Configuring Shibboleth

Audit Fix

  • To fix data with triple files: RAILS_ENV = {{RAILS_ENV}} bundle exec ruby bin/fix/fix-audit.rb 'triples','sample-sparql.txt'
  • To remove irrelevant theses dates: RAILS_ENV = {{RAILS_ENV}} bundle exec ruby bin/fix/fix-audit.rb 'thesis' <pair tree prefix|id>
  • To fix reindex: RAILS_ENV = {{RAILS_ENV}} bundle exec ruby bin/fix/fix-audit.rb 'reindex' <pair tree prefix|id>

A set of rake tasks is also added for index jobs:

  • rake hydranorth:solr:index[id] Index a single object with ID
  • rake hydranorth:solr:index_pairtree[input] Index with a pairtree structure
  • rake hydranorth:solr:batch_index[directory|file] Index from a list of noids, usually from a solr csv output that just contains noids.
  • rake hydranorth:solr:reindex_all Complete reindex of the repository

A shell script will update namespace uris

  • /bin/fix/fix.rb is to update all the namespace uris. Requires user to replace @server with the Fedora server location before using.
  • /bin/fix/run.sh is to run script through all the pairtree combinations.
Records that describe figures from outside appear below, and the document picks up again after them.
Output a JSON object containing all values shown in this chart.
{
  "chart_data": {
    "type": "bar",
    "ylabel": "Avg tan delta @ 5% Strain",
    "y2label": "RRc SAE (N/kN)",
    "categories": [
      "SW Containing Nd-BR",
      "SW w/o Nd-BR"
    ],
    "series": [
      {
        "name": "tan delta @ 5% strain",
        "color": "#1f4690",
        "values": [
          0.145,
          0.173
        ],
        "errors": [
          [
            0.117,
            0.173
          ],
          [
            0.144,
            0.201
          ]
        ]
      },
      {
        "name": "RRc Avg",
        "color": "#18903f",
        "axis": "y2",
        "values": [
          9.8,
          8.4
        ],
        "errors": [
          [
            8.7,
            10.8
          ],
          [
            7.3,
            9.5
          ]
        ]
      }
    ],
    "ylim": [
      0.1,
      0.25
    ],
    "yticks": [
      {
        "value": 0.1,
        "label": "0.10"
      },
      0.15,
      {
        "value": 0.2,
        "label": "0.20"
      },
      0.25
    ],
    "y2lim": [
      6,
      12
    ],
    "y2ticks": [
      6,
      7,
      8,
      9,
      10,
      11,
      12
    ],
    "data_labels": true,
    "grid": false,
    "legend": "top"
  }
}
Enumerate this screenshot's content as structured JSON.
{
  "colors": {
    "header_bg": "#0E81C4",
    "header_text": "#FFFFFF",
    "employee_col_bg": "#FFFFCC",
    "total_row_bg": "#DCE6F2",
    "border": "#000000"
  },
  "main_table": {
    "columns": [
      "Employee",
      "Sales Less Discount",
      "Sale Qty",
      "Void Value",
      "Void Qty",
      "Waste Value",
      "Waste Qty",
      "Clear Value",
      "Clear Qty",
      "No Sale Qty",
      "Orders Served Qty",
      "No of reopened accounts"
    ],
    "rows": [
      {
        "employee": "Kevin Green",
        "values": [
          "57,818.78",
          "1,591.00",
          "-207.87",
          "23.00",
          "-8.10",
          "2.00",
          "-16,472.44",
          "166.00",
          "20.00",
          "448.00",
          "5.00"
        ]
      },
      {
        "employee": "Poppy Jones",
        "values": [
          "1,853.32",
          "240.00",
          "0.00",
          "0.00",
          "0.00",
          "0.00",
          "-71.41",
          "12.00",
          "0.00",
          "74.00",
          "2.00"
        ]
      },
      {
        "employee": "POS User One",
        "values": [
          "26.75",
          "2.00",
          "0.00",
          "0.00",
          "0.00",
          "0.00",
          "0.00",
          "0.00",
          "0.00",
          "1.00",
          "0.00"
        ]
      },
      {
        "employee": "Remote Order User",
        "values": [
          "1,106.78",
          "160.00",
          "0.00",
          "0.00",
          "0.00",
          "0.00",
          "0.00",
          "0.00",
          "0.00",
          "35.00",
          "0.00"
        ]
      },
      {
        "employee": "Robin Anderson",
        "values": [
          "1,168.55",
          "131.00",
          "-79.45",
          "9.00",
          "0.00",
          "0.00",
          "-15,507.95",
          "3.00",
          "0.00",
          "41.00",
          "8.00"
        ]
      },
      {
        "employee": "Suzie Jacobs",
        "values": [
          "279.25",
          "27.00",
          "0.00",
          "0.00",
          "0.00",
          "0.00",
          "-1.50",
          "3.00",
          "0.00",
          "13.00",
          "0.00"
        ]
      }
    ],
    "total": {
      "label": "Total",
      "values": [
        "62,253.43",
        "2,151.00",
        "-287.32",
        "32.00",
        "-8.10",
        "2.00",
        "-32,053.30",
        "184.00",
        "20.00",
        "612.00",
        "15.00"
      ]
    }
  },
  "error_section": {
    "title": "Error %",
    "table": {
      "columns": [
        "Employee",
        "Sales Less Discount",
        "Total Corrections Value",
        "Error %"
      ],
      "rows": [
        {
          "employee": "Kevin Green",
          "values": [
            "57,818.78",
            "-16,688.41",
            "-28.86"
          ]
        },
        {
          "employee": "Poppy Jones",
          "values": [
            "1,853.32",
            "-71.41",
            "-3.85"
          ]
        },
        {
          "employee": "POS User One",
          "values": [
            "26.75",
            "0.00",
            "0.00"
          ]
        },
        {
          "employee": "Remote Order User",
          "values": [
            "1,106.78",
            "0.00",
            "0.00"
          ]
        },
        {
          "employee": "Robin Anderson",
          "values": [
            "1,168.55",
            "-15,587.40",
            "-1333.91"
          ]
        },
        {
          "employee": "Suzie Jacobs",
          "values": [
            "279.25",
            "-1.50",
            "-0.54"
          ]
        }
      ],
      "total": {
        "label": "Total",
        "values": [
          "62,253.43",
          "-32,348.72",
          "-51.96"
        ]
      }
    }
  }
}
Requires being run from the bin/fix directory.

EZID DOI Configuration

For hydranorth to successfully create and maintain DOI's you must configure the environmental variables for EZID's API. For more details on these environmental variables see the secrets file at: config/secrets.yml. For non-production environments you can use the apitest test account provided by EZID by configuring it's password using the EZID_PASSWORD environment variable.